Tutorial
Compute module allows to have essentially a service running in Foundry, which can expose Foundry Functions or perform computation (in an “always on” manner).
Scenario 1 - The base case will be:
- We have a datasource available on the public internet (for example, a website)
- We will develop the code in Foundry of our compute module
- We will push the updates to a stream, for further processing in Foundry (the processing being outside of the scope of the tutorial)
Scenario 2 - On-prem datasource
We will want to reach a source that is on-prem and not available on the broader internet
Scenario 3 - Local developement
We will want to develop our compute module locally from our laptop instead of in Foundry
Scenario 1 - Base case
At a high level, the idea is to:
- We will write some code that will “fetch some data, and push it to a stream in Foundry” in an infinite loop (in a Code Repository)
Note: the code could do something else for other use-cases (read from dataset, writes to dataset, trigger some API calls, etc.) and a version of this supports to expose API endpoints like Foundry Function, so that you can invoke your “service” endpoint from all the places in Foundry that can call a Function.
- We will package this code in a container image (from Code Repository)
- Run the container image like a service (via “Compute module”)
Note: Compute Module will act as a way to “deploy” container images. It will handle the replica(s), give us logging and visibility, upgrade to newer versions, etc.
Note bis: The code inside the container will be able to perform API calls as we will grant it permission to use the source (including the egresses policies associated)
If the website or service you are trying to pull data from is available on the public internet (it has a DNS or an IP that can be resolved publicly) then you can use a direct connection instead of an agent. In this particular case, as an example, I will use the “api.weather.gov” API.
Scenario 1 - Steps
-
Create the Source
a. Navigate to Data Connection application > New Source
b. Select the Protocol source of type “REST API”

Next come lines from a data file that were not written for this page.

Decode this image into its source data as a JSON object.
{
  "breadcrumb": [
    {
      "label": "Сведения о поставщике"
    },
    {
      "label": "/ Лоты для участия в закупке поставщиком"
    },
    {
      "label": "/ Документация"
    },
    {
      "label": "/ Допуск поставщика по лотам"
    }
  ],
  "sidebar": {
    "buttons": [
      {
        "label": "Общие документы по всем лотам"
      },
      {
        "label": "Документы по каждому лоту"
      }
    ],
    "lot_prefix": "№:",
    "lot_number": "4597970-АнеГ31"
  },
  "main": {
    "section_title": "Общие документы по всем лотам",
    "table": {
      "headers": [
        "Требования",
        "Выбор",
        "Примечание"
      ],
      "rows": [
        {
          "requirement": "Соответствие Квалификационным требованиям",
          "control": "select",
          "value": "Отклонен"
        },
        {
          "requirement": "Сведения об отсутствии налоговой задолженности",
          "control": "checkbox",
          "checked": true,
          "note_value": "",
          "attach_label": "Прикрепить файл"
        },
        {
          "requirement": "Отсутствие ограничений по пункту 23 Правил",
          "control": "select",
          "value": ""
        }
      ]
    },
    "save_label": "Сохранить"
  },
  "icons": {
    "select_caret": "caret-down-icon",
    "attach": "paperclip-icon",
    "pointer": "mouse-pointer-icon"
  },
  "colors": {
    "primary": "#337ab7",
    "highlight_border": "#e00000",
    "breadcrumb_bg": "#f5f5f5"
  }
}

c. Create the Direct Connection mode
d. Continue the configuration of the source
e. Configure the source domain you will access.
f. Toggle on the “Allow this source to be imported into compute modules”
g. Once toggled, you will need to set the API Name for the source, so that you can access it progammatically in your code, for example, to fetch the credentials. In my case the source doesn’t require credentials, but
h. Finish the configuration of the source
-
Create and configure the output stream
a. Right click in the folder > New > Streaming Sync
b. Setup the Streaming sync, by defining the schema of the JSON you will push from your compute module.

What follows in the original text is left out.